In 2015 approximately 2.5 billion dollars were invested in mitral valve (MV) technology development and engineering, making this more promising for the treatment of aortic stenosis (AS) in patients considered at increased risk for conventional surgery. As a matter of fact, MR is the most common valve disease, considering that in developed countries the prevalence of rheumatic heart disease and consequent mitral stenosis encountered a dramatic reduction in the past decades.
Development of percutaneous treatment options for MV disease goes parallel with the much higher prevalence of this valvulopathy in the general population, combined with the increased group of high?risk elderly patients who could not benefit from the standard surgical treatment.
Insights into the Technical Challenges Between TMVR Versus transcatheter aortic Valve replacement
MV repair is traditionally used for Anatomical and pathophysiological reasons in comparison to replacement which laid to development of TMVR technology. Different devices are still ongoing or in their early stage developing better options in it. TMVR can provide some advantages over percutaneous repair, in virtue of an extended use in difficult or complex MV anatomical features and with a theoretical more predictable result in terms of MR reduction. Nevertheless, different challenges have been influencing the development and growth of TMVR, especially if compared with transcatheter aortic Valve replacement.
Demographic Variables shows differences for the age and can be encountered between patients with degenerative aortic and MV disease in surgical case series. The age of patients becomes even more important considering that the life expectancy of the treated patients can exceed the long?term durability of the valve itself. It has been estimated that a surgical bio prosthesis is prone to degenerate within 20 years. Percutaneous access site has visibility in transcatheter aortic valve. This replacement is generally easily performed within a transfemoral access, after an accurate computed tomographic scan or angiographic evaluation. In the event that iliofemoral access is not available, also transsubclavian, transcarotid, transaxillary, transaortic, or transapical access can be used.

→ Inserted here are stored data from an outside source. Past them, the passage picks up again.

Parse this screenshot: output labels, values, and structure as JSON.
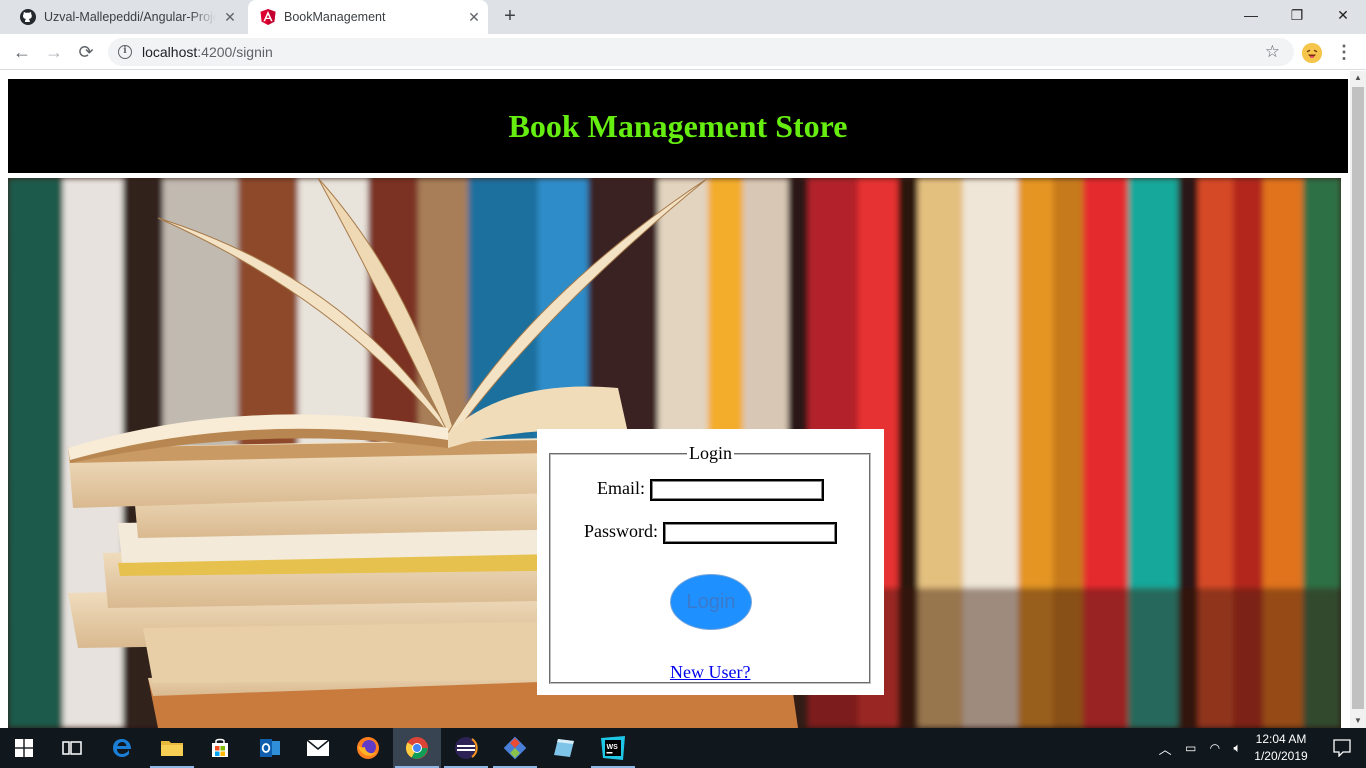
{
  "browser": {
    "tabs": [
      {
        "title": "Uzval-Mallepeddi/Angular-Project",
        "icon": "github-icon",
        "active": false
      },
      {
        "title": "BookManagement",
        "icon": "angular-icon",
        "active": true
      }
    ],
    "new_tab_symbol": "+",
    "window_controls": {
      "minimize": "—",
      "maximize": "❐",
      "close": "✕"
    },
    "nav": {
      "back": "←",
      "forward": "→",
      "reload": "⟳"
    },
    "url": {
      "host": "localhost",
      "path": ":4200/signin"
    },
    "bookmark_icon": "star-icon",
    "menu_symbol": "⋮"
  },
  "page": {
    "site_title": "Book Management Store",
    "login": {
      "legend": "Login",
      "email_label": "Email:",
      "email_value": "",
      "password_label": "Password:",
      "password_value": "",
      "submit_label": "Login",
      "new_user_link": "New User?"
    }
  },
  "taskbar": {
    "apps": [
      "start",
      "task-view",
      "edge",
      "file-explorer",
      "store",
      "outlook",
      "mail",
      "firefox",
      "chrome",
      "eclipse",
      "git",
      "notepad",
      "webstorm"
    ],
    "clock": {
      "time": "12:04 AM",
      "date": "1/20/2019"
    }
  },
  "colors": {
    "site_title": "#66ee11",
    "header_bg": "#000000",
    "login_button": "#1e90ff",
    "link": "#0000ee"
  }
}
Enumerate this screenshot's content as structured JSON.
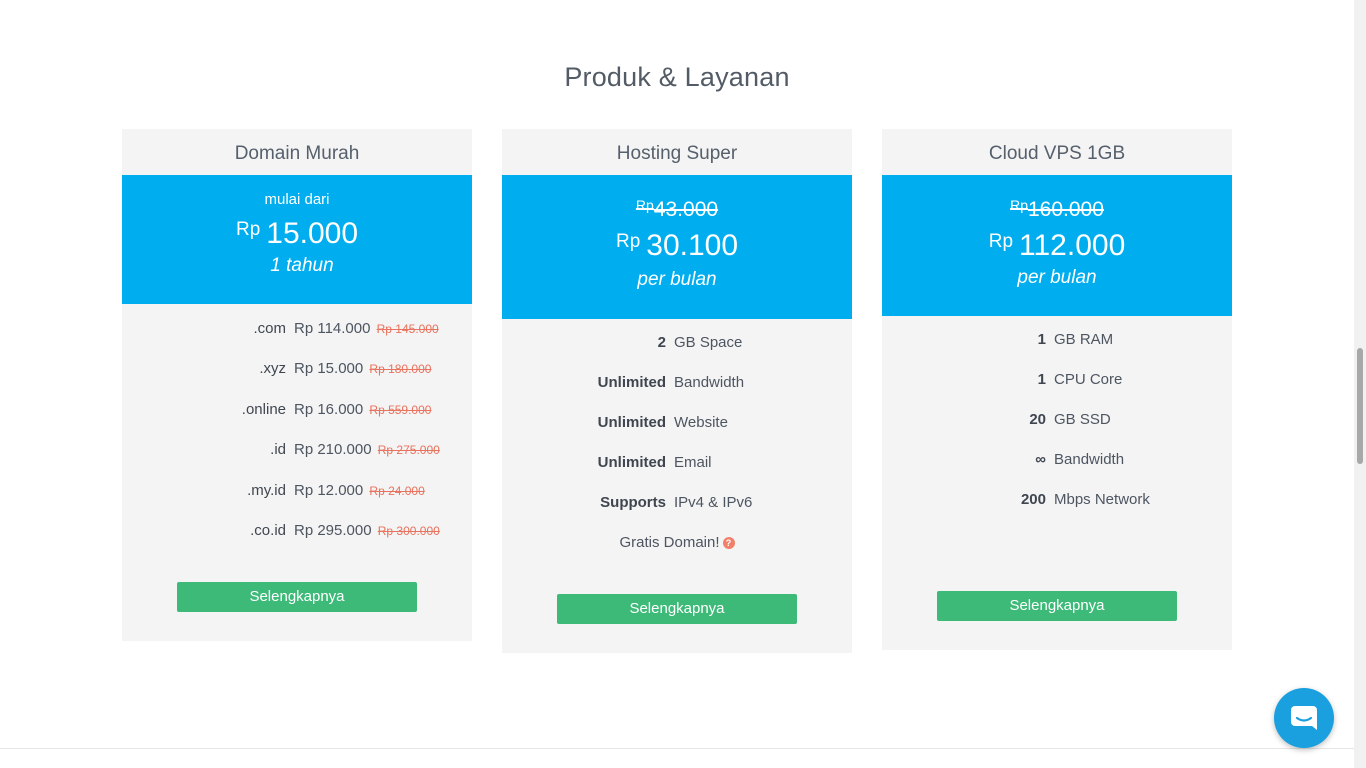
{
  "page": {
    "title": "Produk & Layanan"
  },
  "cards": [
    {
      "title": "Domain Murah",
      "start_text": "mulai dari",
      "currency": "Rp",
      "price": "15.000",
      "period": "1 tahun",
      "domains": [
        {
          "ext": ".com",
          "price": "Rp 114.000",
          "old": "Rp 145.000"
        },
        {
          "ext": ".xyz",
          "price": "Rp 15.000",
          "old": "Rp 180.000"
        },
        {
          "ext": ".online",
          "price": "Rp 16.000",
          "old": "Rp 559.000"
        },
        {
          "ext": ".id",
          "price": "Rp 210.000",
          "old": "Rp 275.000"
        },
        {
          "ext": ".my.id",
          "price": "Rp 12.000",
          "old": "Rp 24.000"
        },
        {
          "ext": ".co.id",
          "price": "Rp 295.000",
          "old": "Rp 300.000"
        }
      ],
      "button": "Selengkapnya"
    },
    {
      "title": "Hosting Super",
      "old_currency": "Rp",
      "old_price": "43.000",
      "currency": "Rp",
      "price": "30.100",
      "period": "per bulan",
      "features": [
        {
          "k": "2",
          "v": "GB Space"
        },
        {
          "k": "Unlimited",
          "v": "Bandwidth"
        },
        {
          "k": "Unlimited",
          "v": "Website"
        },
        {
          "k": "Unlimited",
          "v": "Email"
        },
        {
          "k": "Supports",
          "v": "IPv4 & IPv6"
        }
      ],
      "extra": "Gratis Domain!",
      "extra_icon": "question-circle-icon",
      "button": "Selengkapnya"
    },
    {
      "title": "Cloud VPS 1GB",
      "old_currency": "Rp",
      "old_price": "160.000",
      "currency": "Rp",
      "price": "112.000",
      "period": "per bulan",
      "features": [
        {
          "k": "1",
          "v": "GB RAM"
        },
        {
          "k": "1",
          "v": "CPU Core"
        },
        {
          "k": "20",
          "v": "GB SSD"
        },
        {
          "k": "∞",
          "v": "Bandwidth"
        },
        {
          "k": "200",
          "v": "Mbps Network"
        }
      ],
      "button": "Selengkapnya"
    }
  ],
  "chat": {
    "icon": "chat-bubble-icon"
  },
  "colors": {
    "accent": "#00aeef",
    "button": "#3dba78",
    "card_bg": "#f4f4f4",
    "strike": "#e8735f",
    "chat": "#1a9fdf"
  }
}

Anatomical and pathophysiological reasons occurs as an isolated cardiac condition in patients with preserved left ventricle (LV) ejection fraction or in patients with impaired LV contractility, which may recover once the outflow obstruction is removed. transcatheter aortic Valve replacement allows the deployment of an aortic device in a tubular, rigid, calcified annular structure, providing a stability similar to the surgical intervention. On contrary, MV is a functional apparatus rather than a “valve,” and two completely different causes (primary or secondary) can be identified with various degrees of coexistence, particularly in elderly people. Both the surgical and percutaneous replacement of MV affects the overall performance of the LV, as a consequence of the impairment of the subvalvular structures. As discovered from transcatheter aortic Valve replacement, calcifications are important to ensure adequate valve anchoring and deployment of an aortic prosthesis, especially in the mitral position. As such, this technique is limited as severely calcified leaflets are uncommon in the MV.
TAVR Clinical Study
The treatment of AS in high? or intermediate?risk patients with transcatheter aortic Valve replacement is nowadays a consolidated therapy. Although initial experience of transcatheter aortic Valve replacement was conditioned by a limited number of early?generation prostheses, the widespread diffusion of this procedure has led over time to a growing interest to improve existing devices or develop newer ones, resulting in a wide selection being currently available. The results of these studies, which confirmed the noninferiority of transcatheter aortic Valve replacement against conventional surgical therapy, are valid for both balloon?expandable and self?expanding valves. Over time, these randomized clinical trials have also been accompanied by experiences coming from different multicenter or single?center registries that have enriched the wealth of information that we have today on this procedure.
TMVR Devices Under Clinical Study
Differently from transcatheter aortic Valve replacement, most of the TMVR technologies are still under clinical investigation or in their early experience in safety and feasibility trials so, information about their durability, structural deterioration, or comparison with surgery is still far. The CardiAQ alve is a nitinol self?expanding trileaflet valve, composed of bovine pericardial tissue, which was the first dedicated device for TMVR in 2012 in high?risk patients with severe MR. The second generation of the device was used for the first time in 2014. It is the only device that offers both a transapical and transfemoral?transseptal approach.
Another attractive system, the AltaValve was recently presented. This system presents a different concept in contrast with the other TMVR devices. Indeed, it is composed by a self?expanding supra?annular device, with a bovine tissue valve mounted into a spherical nitinol frame, inserted into the left atrium (with a transseptal or transapical delivery system), thus completely preserving the LV. Preclinical studies in animals were completed, and a first?in?human case was performed.
Various demographic, anatomical, and technical reasons contributed to the delayed development of TMVR in contrast with transcatheter aortic Valve replacement. This has been already confirmed safe and effective, whereas TMVR is still far from being part of the daily routine. However, although MV repair is often the preferred treatment, especially for MR, a replacement therapy will be the future when repair is not feasible or can lead to unsatisfactory results.